This downloadable resource is a production-ready ColdFusion/CFML template that wraps the cfhttp tag into a reusable REST client. It helps you create a reliable HTTP layer for calling REST APIs with consistent JSON handling, headers, Authentication, Error handling, timeouts, retries, logging hooks, and pagination helpers. If you’ve ever duplicated cfhttp blocks across .cfm pages or CFCs, this drop-in client centralizes those patterns so your app becomes easier to maintain, test, and scale.


What You’ll Get

  • Source code (CFML)
    • HttpClient.cfc: a low-level cfhttp wrapper with timeouts, retries, SSL options, proxy, and basic logging hooks.
    • RestClient.cfc: a higher-level REST convenience layer (GET/POST/PUT/PATCH/DELETE), JSON encode/decode, common headers, and pagination helpers.
  • Example Configuration
    • config/example.env.json: base URL, default headers, Authentication (Bearer token, Basic Auth, optional mTLS), timeouts, retry policy.
  • Quick-start examples
    • examples/demo-get.cfm: GET with query parameters and JSON response parsing.
    • examples/demo-post.cfm: POST JSON body and Error handling pattern.
    • examples/demo-upload.cfm: multipart/form-data File upload with cfhttpparam.
    • examples/demo-oauth.cfm: Client Credentials OAuth 2.0 token retrieval + use.
  • Documentation
    • README-setup.txt: short installation and Configuration guide.
    • CHANGELOG.txt: version notes and upgrade hints.
  • Optional utilities
    • utils/Json.cfm: safe JSON deserialize helper.
    • utils/RateLimit.cfc: simple wait logic based on response headers.

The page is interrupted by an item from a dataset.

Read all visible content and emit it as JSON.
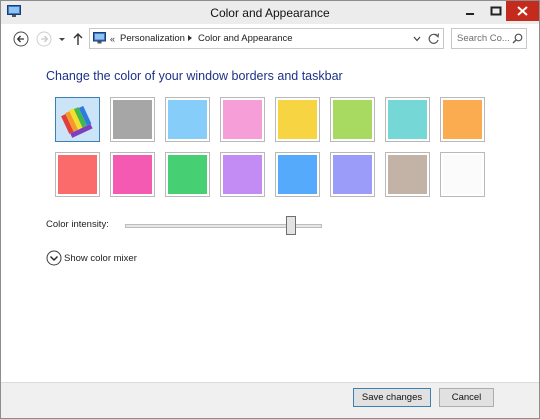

Each file is standalone and can be copied into existing projects. All examples use plain CFML so you can paste and run.


Overview

This template provides a consistent way to call REST APIs from Adobe ColdFusion or Lucee using cfhttp. It supports JSON serialization/deserialization, configurable timeouts, retry logic with backoff, SSL/TLS verification, proxies, multipart file uploads, and multiple authentication schemes. The goal is to replace one-off cfhttp snippets with a single, well-tested, configurable, and documented client.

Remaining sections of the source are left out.